In this article, I explain the practical application of financial rules and business ratios for private debt management in a generally understandable way, for the non-specialist. However, I ask the reader to prepare a headache tablet. It will certainly be exhausting! It is not an easy topic?

Dynamic debt ratio

Of all the many business terms that I have mentioned above, “Dynamic Leverage” is most likely to be most relevant to a private individual in order to extricate himself from the debt trap. Here is the formula:

In the case of the dynamic debt ratio, all borrowed capital is compared with the cash flow. This key figure calculates the repayment period of the borrowed capital based on the freely available cash flow ( debt repayment period ).

It is important that the future cash flow can be generated at least at the same level and used exclusively for debt repayment, not for “special expenses” such as TV or holidays.

The remaining debt repayment period is considered to be 3 years.

I had in my article How to get out of red numbers – Check your bank behavior, as an example of a friend of mine with a monthly income of € 3,200 and a total debt of 25,000 € attached. We will continue with his example.
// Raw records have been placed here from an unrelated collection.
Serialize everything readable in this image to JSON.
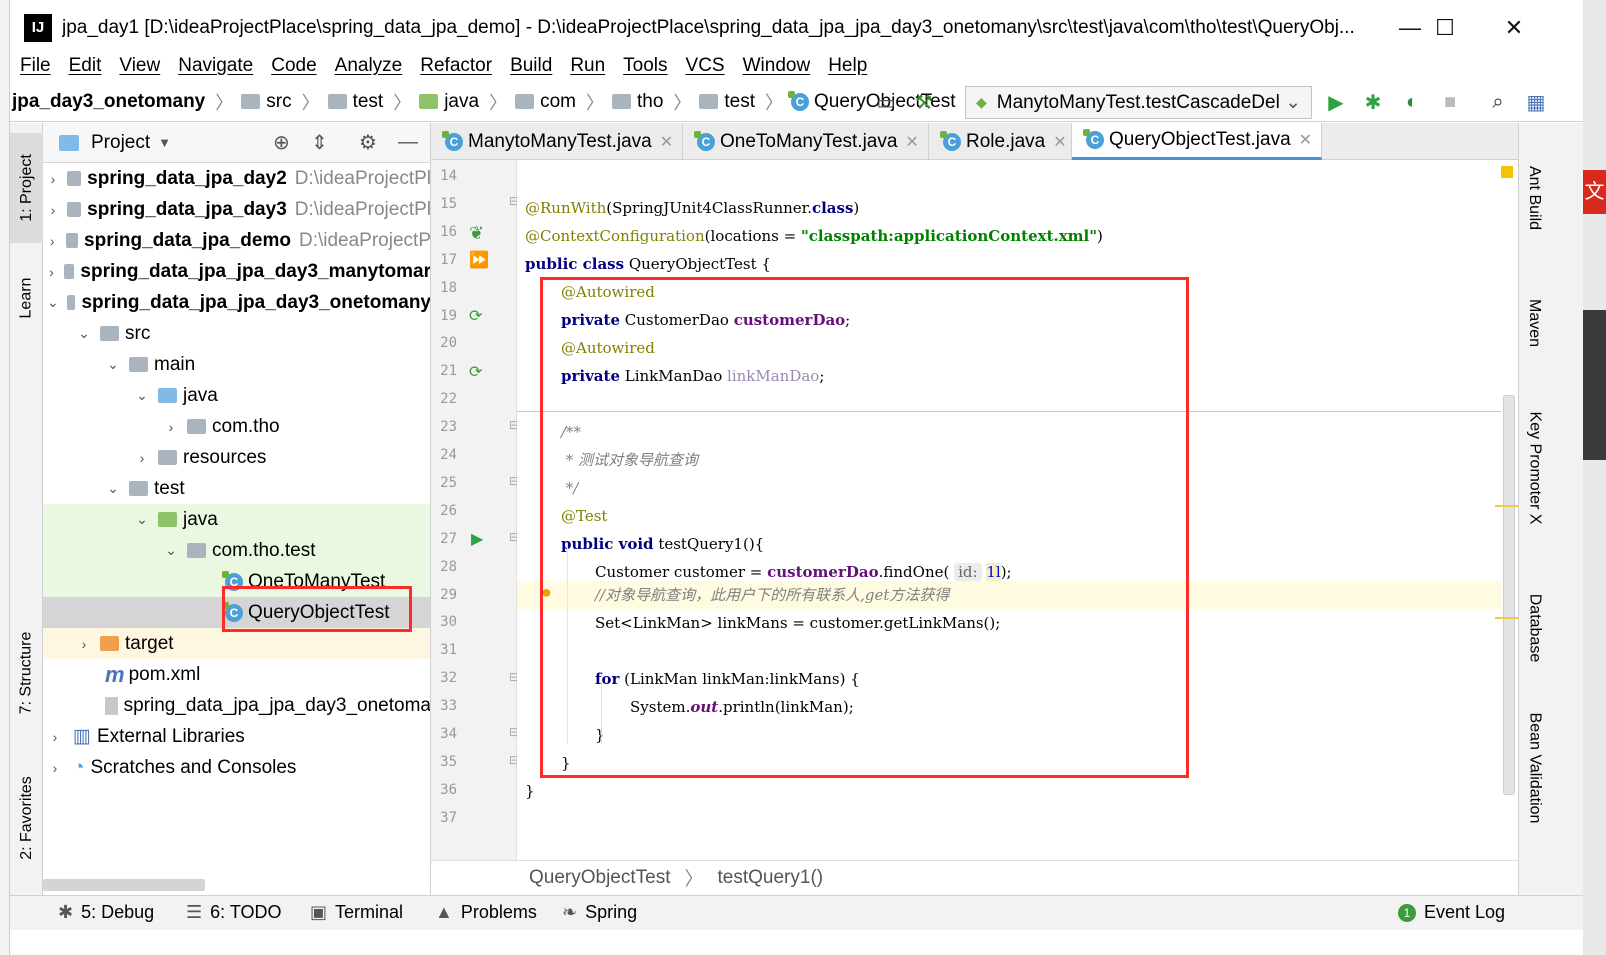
{
  "window": {
    "title": "jpa_day1 [D:\\ideaProjectPlace\\spring_data_jpa_demo] - D:\\ideaProjectPlace\\spring_data_jpa_jpa_day3_onetomany\\src\\test\\java\\com\\tho\\test\\QueryObj...",
    "minimize": "—",
    "maximize": "☐",
    "close": "✕"
  },
  "menu": [
    "File",
    "Edit",
    "View",
    "Navigate",
    "Code",
    "Analyze",
    "Refactor",
    "Build",
    "Run",
    "Tools",
    "VCS",
    "Window",
    "Help"
  ],
  "nav": {
    "crumbs": [
      "jpa_day3_onetomany",
      "src",
      "test",
      "java",
      "com",
      "tho",
      "test",
      "QueryObjectTest"
    ],
    "run_config": "ManytoManyTest.testCascadeDel"
  },
  "left_strip": {
    "project": "1: Project",
    "learn": "Learn",
    "structure": "7: Structure",
    "favorites": "2: Favorites"
  },
  "right_strip": {
    "ant": "Ant Build",
    "maven": "Maven",
    "key_promoter": "Key Promoter X",
    "database": "Database",
    "bean": "Bean Validation"
  },
  "project_panel": {
    "title": "Project",
    "rows": [
      {
        "name": "spring_data_jpa_day2",
        "path": "D:\\ideaProjectPl"
      },
      {
        "name": "spring_data_jpa_day3",
        "path": "D:\\ideaProjectPl"
      },
      {
        "name": "spring_data_jpa_demo",
        "path": "D:\\ideaProjectP"
      },
      {
        "name": "spring_data_jpa_jpa_day3_manytomar",
        "path": ""
      },
      {
        "name": "spring_data_jpa_jpa_day3_onetomany",
        "path": ""
      },
      {
        "name": "src"
      },
      {
        "name": "main"
      },
      {
        "name": "java"
      },
      {
        "name": "com.tho"
      },
      {
        "name": "resources"
      },
      {
        "name": "test"
      },
      {
        "name": "java"
      },
      {
        "name": "com.tho.test"
      },
      {
        "name": "OneToManyTest"
      },
      {
        "name": "QueryObjectTest"
      },
      {
        "name": "target"
      },
      {
        "name": "pom.xml"
      },
      {
        "name": "spring_data_jpa_jpa_day3_onetoma"
      },
      {
        "name": "External Libraries"
      },
      {
        "name": "Scratches and Consoles"
      }
    ]
  },
  "editor_tabs": [
    "ManytoManyTest.java",
    "OneToManyTest.java",
    "Role.java",
    "QueryObjectTest.java"
  ],
  "line_numbers": [
    "14",
    "15",
    "16",
    "17",
    "18",
    "19",
    "20",
    "21",
    "22",
    "23",
    "24",
    "25",
    "26",
    "27",
    "28",
    "29",
    "30",
    "31",
    "32",
    "33",
    "34",
    "35",
    "36",
    "37"
  ],
  "code": {
    "l15_ann": "@RunWith",
    "l15_rest": "(SpringJUnit4ClassRunner.",
    "l15_kw": "class",
    "l15_end": ")",
    "l16_ann": "@ContextConfiguration",
    "l16_rest": "(locations = ",
    "l16_str": "\"classpath:applicationContext.xml\"",
    "l16_end": ")",
    "l17_kw": "public class",
    "l17_rest": " QueryObjectTest {",
    "l18_ann": "@Autowired",
    "l19_kw": "private",
    "l19_type": " CustomerDao ",
    "l19_fld": "customerDao",
    "l19_end": ";",
    "l20_ann": "@Autowired",
    "l21_kw": "private",
    "l21_type": " LinkManDao ",
    "l21_fld": "linkManDao",
    "l21_end": ";",
    "l23": "/**",
    "l24": " * 测试对象导航查询",
    "l25": " */",
    "l26_ann": "@Test",
    "l27_kw": "public void",
    "l27_rest": " testQuery1(){",
    "l28_a": "Customer customer = ",
    "l28_fld": "customerDao",
    "l28_b": ".findOne(",
    "l28_hint": "id:",
    "l28_num": "1l",
    "l28_end": ");",
    "l29": "//对象导航查询，此用户下的所有联系人,get方法获得",
    "l30": "Set<LinkMan> linkMans = customer.getLinkMans();",
    "l32_kw": "for",
    "l32_rest": " (LinkMan linkMan:linkMans) {",
    "l33_a": "System.",
    "l33_out": "out",
    "l33_b": ".println(linkMan);",
    "l34": "}",
    "l35": "}",
    "l36": "}"
  },
  "bottom_breadcrumb": [
    "QueryObjectTest",
    "testQuery1()"
  ],
  "statusbar": {
    "debug": "5: Debug",
    "todo": "6: TODO",
    "terminal": "Terminal",
    "problems": "Problems",
    "spring": "Spring",
    "event_log": "Event Log",
    "event_count": "1"
  },
  "colors": {
    "highlight_box": "#ff2a2a",
    "keyword": "#000080",
    "annotation": "#808000",
    "field": "#660e7a",
    "string": "#008000"
  }
}
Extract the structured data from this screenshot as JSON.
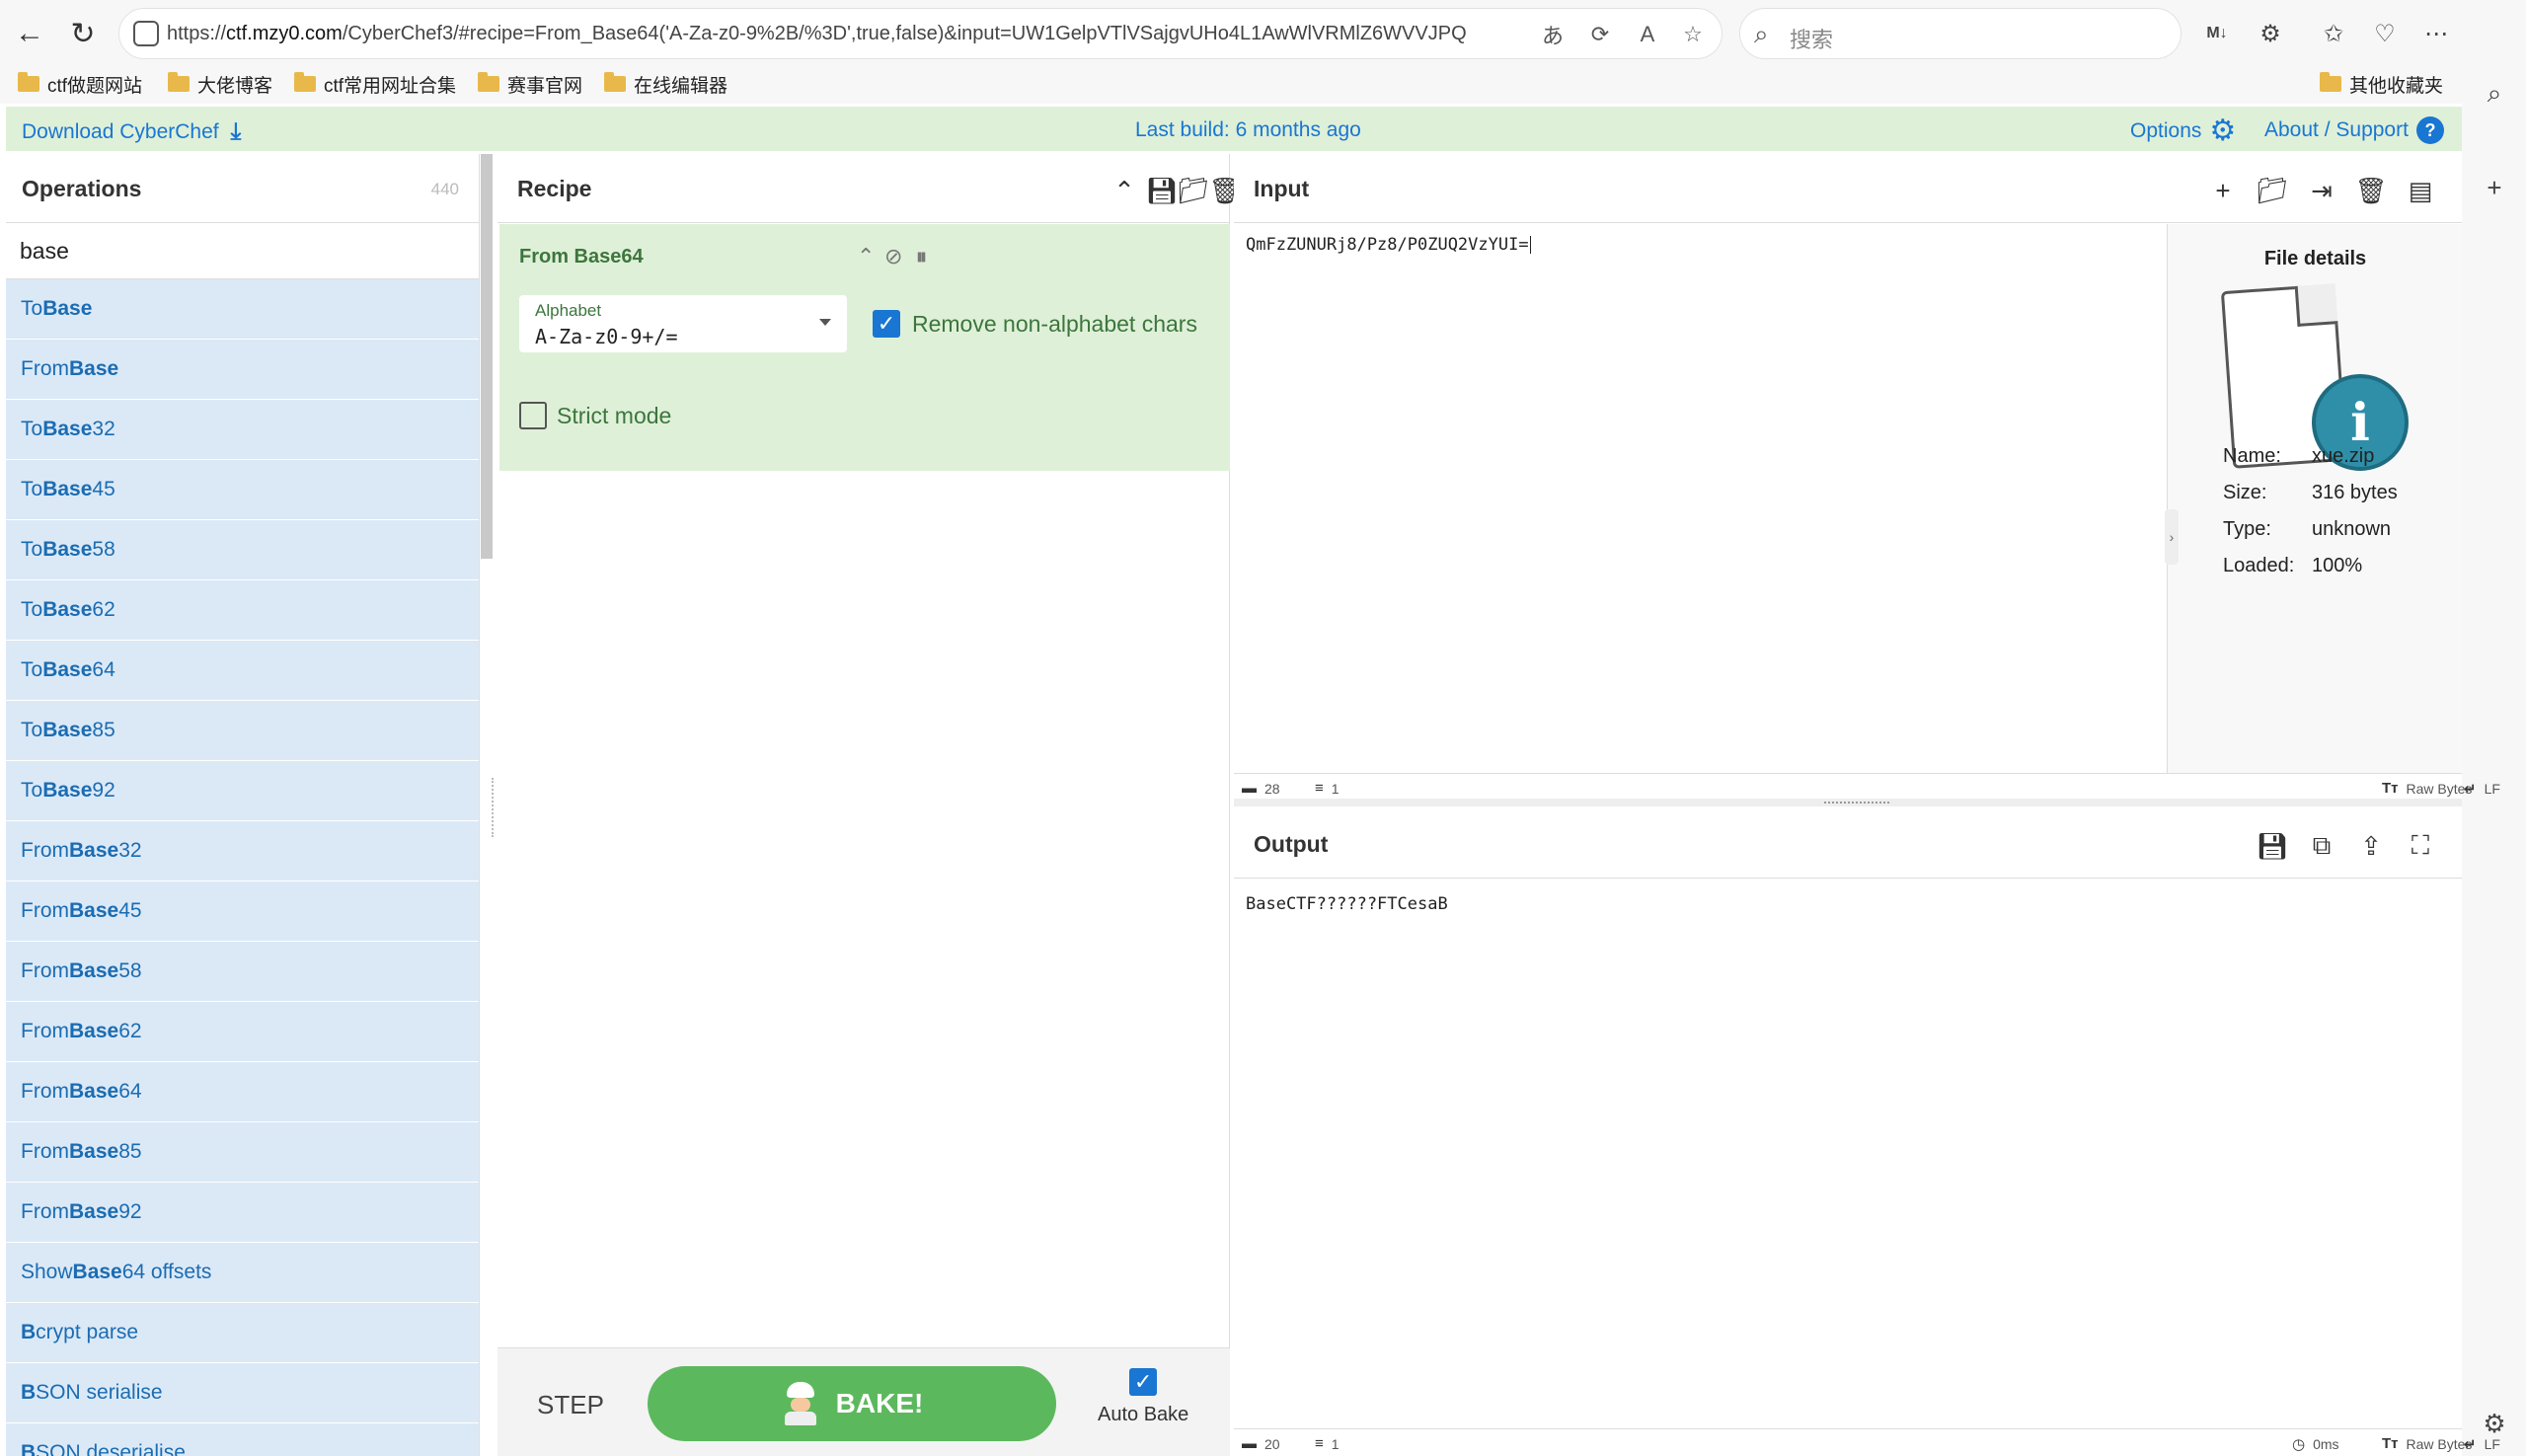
{
  "browser": {
    "url_prefix": "https://",
    "url_host": "ctf.mzy0.com",
    "url_rest": "/CyberChef3/#recipe=From_Base64('A-Za-z0-9%2B/%3D',true,false)&input=UW1GelpVTlVSajgvUHo4L1AwWlVRMlZ6WVVJPQ",
    "search_placeholder": "搜索",
    "bookmarks": [
      "ctf做题网站",
      "大佬博客",
      "ctf常用网址合集",
      "赛事官网",
      "在线编辑器"
    ],
    "other_bookmarks": "其他收藏夹"
  },
  "banner": {
    "download": "Download CyberChef",
    "build": "Last build: 6 months ago",
    "options": "Options",
    "about": "About / Support"
  },
  "operations": {
    "title": "Operations",
    "count": "440",
    "search_value": "base",
    "items": [
      {
        "pre": "To ",
        "hl": "Base",
        "post": ""
      },
      {
        "pre": "From ",
        "hl": "Base",
        "post": ""
      },
      {
        "pre": "To ",
        "hl": "Base",
        "post": "32"
      },
      {
        "pre": "To ",
        "hl": "Base",
        "post": "45"
      },
      {
        "pre": "To ",
        "hl": "Base",
        "post": "58"
      },
      {
        "pre": "To ",
        "hl": "Base",
        "post": "62"
      },
      {
        "pre": "To ",
        "hl": "Base",
        "post": "64"
      },
      {
        "pre": "To ",
        "hl": "Base",
        "post": "85"
      },
      {
        "pre": "To ",
        "hl": "Base",
        "post": "92"
      },
      {
        "pre": "From ",
        "hl": "Base",
        "post": "32"
      },
      {
        "pre": "From ",
        "hl": "Base",
        "post": "45"
      },
      {
        "pre": "From ",
        "hl": "Base",
        "post": "58"
      },
      {
        "pre": "From ",
        "hl": "Base",
        "post": "62"
      },
      {
        "pre": "From ",
        "hl": "Base",
        "post": "64"
      },
      {
        "pre": "From ",
        "hl": "Base",
        "post": "85"
      },
      {
        "pre": "From ",
        "hl": "Base",
        "post": "92"
      },
      {
        "pre": "Show ",
        "hl": "Base",
        "post": "64 offsets"
      },
      {
        "pre": "",
        "hl": "B",
        "post": "crypt parse"
      },
      {
        "pre": "",
        "hl": "B",
        "post": "SON serialise"
      },
      {
        "pre": "",
        "hl": "B",
        "post": "SON deserialise"
      }
    ]
  },
  "recipe": {
    "title": "Recipe",
    "op_title": "From Base64",
    "alphabet_label": "Alphabet",
    "alphabet_value": "A-Za-z0-9+/=",
    "remove_label": "Remove non-alphabet chars",
    "strict_label": "Strict mode",
    "step": "STEP",
    "bake": "BAKE!",
    "autobake": "Auto Bake"
  },
  "input": {
    "title": "Input",
    "text": "QmFzZUNURj8/Pz8/P0ZUQ2VzYUI=",
    "chars": "28",
    "lines": "1",
    "encoding": "Raw Bytes",
    "eol": "LF"
  },
  "file_details": {
    "title": "File details",
    "rows": [
      {
        "k": "Name:",
        "v": "xue.zip"
      },
      {
        "k": "Size:",
        "v": "316 bytes"
      },
      {
        "k": "Type:",
        "v": "unknown"
      },
      {
        "k": "Loaded:",
        "v": "100%"
      }
    ]
  },
  "output": {
    "title": "Output",
    "text": "BaseCTF??????FTCesaB",
    "chars": "20",
    "lines": "1",
    "time": "0ms",
    "encoding": "Raw Bytes",
    "eol": "LF"
  }
}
Very, very important is to contrast all the debt with the cash flow, not just a part. Debt capital, translated into private language, are all possible debts (also private debts to family and friends ), loans, bonds, etc. € 200 borrowed from a friend is foreign capital. A refrigerator purchased for 800 € on installments is debt. A leasing contract for the car (the sum of all lease payments) is debt. Sum, everything you’ve ever bought or borrowed, which is not your own money, and you’re about to pay back, is debt. You can not fool yourself.

It is absolutely everything, even a short-term credit line, even if you think that you will pay off in the next few months.